Smart and trustworthy

Yale is about to launch a new smart lock in the UK with no levers, and is at an advanced stage of development with sensors in regular hardware for windows and doors. Paul Atkinson, sales and commercial director at Yale, explains that since £10.8 billion will be spent on smart home devices in 2019 in the UK, now is an exciting time for the fenestration industry.

Research shows that 52% of consumers are willing to pay for a smart product that improves home security, and 12% are willing to pay a premium.

Last year Yale partnered with John Lewis and Waitrose to develop the UK’s first in-home delivery service, which demonstrates how smart products can not only protect your home but also how they can enhance everyday lives.

Yale also partnered with: AirB&B to assist landlords with lettings; Philips Hue to integrate lighting into security; and Amazon to integrate Alexa with alarms and in-house delivery.

Yale’s range of home security devices helps you protect, monitor and control your home, anywhere at any time, via your smartphone or tablet. Yale ensures that smart products provide added value, better performance and improved lifestyle benefits for the end-user and are backed up with comprehensive after-sales service protecting our customers’ business and our brand.

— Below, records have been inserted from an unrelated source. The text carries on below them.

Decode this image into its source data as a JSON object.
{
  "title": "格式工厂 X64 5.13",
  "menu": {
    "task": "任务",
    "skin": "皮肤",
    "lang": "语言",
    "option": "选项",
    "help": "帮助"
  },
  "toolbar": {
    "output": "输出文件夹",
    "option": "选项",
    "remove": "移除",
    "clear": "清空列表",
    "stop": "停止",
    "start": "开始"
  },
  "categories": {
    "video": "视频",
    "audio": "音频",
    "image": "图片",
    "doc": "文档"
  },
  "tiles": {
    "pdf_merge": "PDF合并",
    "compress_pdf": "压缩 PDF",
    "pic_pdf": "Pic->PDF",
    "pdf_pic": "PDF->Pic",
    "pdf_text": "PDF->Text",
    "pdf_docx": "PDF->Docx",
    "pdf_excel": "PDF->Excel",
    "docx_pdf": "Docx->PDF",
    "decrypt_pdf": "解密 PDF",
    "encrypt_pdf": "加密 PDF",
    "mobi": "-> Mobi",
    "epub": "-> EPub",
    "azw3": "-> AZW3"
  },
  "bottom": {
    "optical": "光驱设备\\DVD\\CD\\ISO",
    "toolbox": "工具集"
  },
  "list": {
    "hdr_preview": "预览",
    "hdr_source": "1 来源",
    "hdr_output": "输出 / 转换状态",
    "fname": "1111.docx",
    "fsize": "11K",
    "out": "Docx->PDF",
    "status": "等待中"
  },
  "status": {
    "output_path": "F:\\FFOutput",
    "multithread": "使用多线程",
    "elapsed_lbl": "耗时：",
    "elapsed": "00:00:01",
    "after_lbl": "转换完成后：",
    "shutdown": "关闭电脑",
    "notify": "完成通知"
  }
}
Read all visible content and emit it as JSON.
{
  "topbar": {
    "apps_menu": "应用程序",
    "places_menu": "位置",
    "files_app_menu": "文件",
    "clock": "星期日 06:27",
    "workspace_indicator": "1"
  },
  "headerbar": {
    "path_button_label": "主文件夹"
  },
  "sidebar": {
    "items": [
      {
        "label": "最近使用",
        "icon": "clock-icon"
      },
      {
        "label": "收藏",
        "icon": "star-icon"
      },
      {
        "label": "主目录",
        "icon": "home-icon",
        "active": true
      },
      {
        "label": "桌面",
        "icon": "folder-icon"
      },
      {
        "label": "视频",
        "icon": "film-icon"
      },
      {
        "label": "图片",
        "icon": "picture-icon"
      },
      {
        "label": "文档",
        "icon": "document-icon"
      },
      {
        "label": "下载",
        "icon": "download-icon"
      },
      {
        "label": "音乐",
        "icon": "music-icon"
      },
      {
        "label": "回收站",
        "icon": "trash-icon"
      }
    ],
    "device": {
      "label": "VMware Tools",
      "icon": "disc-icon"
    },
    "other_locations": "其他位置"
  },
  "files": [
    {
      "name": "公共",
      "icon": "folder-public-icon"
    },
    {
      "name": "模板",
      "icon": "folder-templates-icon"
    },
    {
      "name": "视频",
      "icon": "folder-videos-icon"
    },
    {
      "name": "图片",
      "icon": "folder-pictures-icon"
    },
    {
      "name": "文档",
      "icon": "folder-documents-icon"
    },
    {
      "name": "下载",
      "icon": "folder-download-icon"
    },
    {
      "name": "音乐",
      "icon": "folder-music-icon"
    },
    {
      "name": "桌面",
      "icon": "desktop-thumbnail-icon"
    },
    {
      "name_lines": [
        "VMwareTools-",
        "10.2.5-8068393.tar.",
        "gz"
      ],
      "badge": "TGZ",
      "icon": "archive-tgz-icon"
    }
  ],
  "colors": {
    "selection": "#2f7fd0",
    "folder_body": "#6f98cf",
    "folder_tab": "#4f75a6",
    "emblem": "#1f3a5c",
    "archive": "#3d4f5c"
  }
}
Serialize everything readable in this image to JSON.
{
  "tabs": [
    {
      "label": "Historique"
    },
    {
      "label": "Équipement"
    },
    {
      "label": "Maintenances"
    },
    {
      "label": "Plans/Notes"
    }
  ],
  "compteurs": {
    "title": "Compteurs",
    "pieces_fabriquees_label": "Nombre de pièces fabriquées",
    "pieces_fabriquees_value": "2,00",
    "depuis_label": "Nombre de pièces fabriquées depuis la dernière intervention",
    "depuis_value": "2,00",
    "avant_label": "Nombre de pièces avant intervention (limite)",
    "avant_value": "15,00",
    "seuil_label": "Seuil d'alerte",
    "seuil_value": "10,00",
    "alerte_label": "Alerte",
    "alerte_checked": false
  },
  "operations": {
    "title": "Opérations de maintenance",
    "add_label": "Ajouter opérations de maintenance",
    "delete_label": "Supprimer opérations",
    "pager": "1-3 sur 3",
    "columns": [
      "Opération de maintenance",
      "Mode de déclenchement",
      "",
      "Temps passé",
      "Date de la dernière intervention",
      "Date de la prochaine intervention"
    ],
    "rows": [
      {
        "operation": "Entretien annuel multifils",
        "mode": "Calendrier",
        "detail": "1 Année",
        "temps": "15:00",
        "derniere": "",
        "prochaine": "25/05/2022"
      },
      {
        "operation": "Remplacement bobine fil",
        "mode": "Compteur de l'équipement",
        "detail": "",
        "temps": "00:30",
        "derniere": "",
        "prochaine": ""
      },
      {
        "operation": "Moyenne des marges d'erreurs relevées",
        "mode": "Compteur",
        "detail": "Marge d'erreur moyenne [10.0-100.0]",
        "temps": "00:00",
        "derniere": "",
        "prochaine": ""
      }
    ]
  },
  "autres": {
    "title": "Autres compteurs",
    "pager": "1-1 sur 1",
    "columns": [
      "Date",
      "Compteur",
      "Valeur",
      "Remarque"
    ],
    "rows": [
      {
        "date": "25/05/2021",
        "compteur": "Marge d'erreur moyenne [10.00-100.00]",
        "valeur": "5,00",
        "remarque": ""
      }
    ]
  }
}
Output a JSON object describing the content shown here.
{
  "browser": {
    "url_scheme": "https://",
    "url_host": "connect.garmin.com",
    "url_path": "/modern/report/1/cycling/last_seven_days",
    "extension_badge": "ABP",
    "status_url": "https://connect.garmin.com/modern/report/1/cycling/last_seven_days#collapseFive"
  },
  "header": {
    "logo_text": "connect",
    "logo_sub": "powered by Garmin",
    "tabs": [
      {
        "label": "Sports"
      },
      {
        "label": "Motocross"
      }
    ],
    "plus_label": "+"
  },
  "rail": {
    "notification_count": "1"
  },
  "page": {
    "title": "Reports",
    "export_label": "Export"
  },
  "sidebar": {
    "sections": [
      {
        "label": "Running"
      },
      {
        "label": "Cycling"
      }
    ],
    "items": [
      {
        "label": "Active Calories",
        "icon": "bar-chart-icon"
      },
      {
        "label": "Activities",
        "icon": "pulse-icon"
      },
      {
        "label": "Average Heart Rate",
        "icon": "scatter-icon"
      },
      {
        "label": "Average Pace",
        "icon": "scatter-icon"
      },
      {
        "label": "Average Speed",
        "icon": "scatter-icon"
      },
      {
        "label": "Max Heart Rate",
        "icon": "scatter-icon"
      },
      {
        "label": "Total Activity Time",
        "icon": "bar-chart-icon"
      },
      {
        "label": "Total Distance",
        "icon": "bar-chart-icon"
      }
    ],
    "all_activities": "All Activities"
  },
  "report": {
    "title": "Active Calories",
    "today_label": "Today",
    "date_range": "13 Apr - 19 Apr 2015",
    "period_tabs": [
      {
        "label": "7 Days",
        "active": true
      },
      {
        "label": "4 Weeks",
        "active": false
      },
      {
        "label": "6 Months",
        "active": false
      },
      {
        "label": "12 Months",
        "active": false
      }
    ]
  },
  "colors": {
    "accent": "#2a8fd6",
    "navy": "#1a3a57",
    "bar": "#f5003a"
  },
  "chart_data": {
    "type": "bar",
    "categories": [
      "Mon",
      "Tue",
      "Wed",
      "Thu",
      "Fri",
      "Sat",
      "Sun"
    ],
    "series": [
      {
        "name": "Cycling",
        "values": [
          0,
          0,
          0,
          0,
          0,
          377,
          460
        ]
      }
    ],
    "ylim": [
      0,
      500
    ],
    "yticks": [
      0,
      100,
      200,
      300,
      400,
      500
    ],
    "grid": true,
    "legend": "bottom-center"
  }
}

Being able to tell whether a door/window is locked or unlocked is a limited user case and I would suggest it is not enough to convince most people to part with their cash. It would frustrate me if I learned my home was unlocked but couldn’t do much about it.

The real attraction comes when technologies are integrated as part of other systems – security alarms that beep telling you that the bathroom window is left open when you set them before leaving the house, or being able to ask Alexa to lock the door and ask if every door/window is locked down as you go to bed.

To the fabricator or retailer, product reliability and after-sales support is a critical consideration when partnering with a smart hardware provider. Think about in the retail environment; window/door sales offering smart products. If those smart products are delayed or struggle to operate correctly and easily, the consumer will simply criticise the whole installation and potentially hold up payment. That may seem relatively easy to manage but these days it is simple for consumers to use negative online feedback to damage a great glazing product’s reputation, which has been built over many years.

Yale has many years of provenance and experience of selling various smart security products in volume in the UK, US, Scandinavia, and the far east. We have a wealth of materials to help educate homeowners on the new technologies, including brochures and informative how-to videos, along with a fully trained call-centre.

Yale also offers workshops where fabricators and installers can visit the Smart Living showcase suite and get hands-on experience with the devices.

When shopping for smart products, consumers will look for added reassurances such as the industry recognised standards Secured-by-Design, PAS24:2016, and the new PAS621:2018, which adds Kitemark as the recognised UK standard for smart locking devices. We also need to consider that we talking about electronic devices and the various standards required such as RoHS compliance.

Last year Yale worked alongside the British Standards Institute to help create the Smart Door Locking standard PAS621:2018 to help regulate the industry and provide consumers with a benchmark for quality. Yale’s Conexis L1 Smart Lock was the first-ever smart lock to be British Kitemarked approved under this standard.

In May 2018, the new GPDR said that products need to be built on ‘privacy by design’ principles meaning that it isn’t solely about data protection but developing devices during the design and manufacturing stages so that data doesn’t need protecting.

For example, Yale’s Smart Living range has end-to-end encryption guarantees, and information can only be kept and analysed in strict accordance with the consumer’s wishes.

Within the smart home market there is a great opportunity to build trust with customers by listening to data privacy concerns and, every step of the way, consumers must have the right to opt-out of having their data collected or shared. This is where the strength of the brand will come into play as homeowners will choose companies they trust.

This provides opportunities to enter into more of a partnership with customers rather than just a traditional supplier relationship.

Yale is dedicated to ensuring that products that are brought to the market are RoHS-compliant and, moreover, can be disposed of responsibly under the WEEE compliance directive.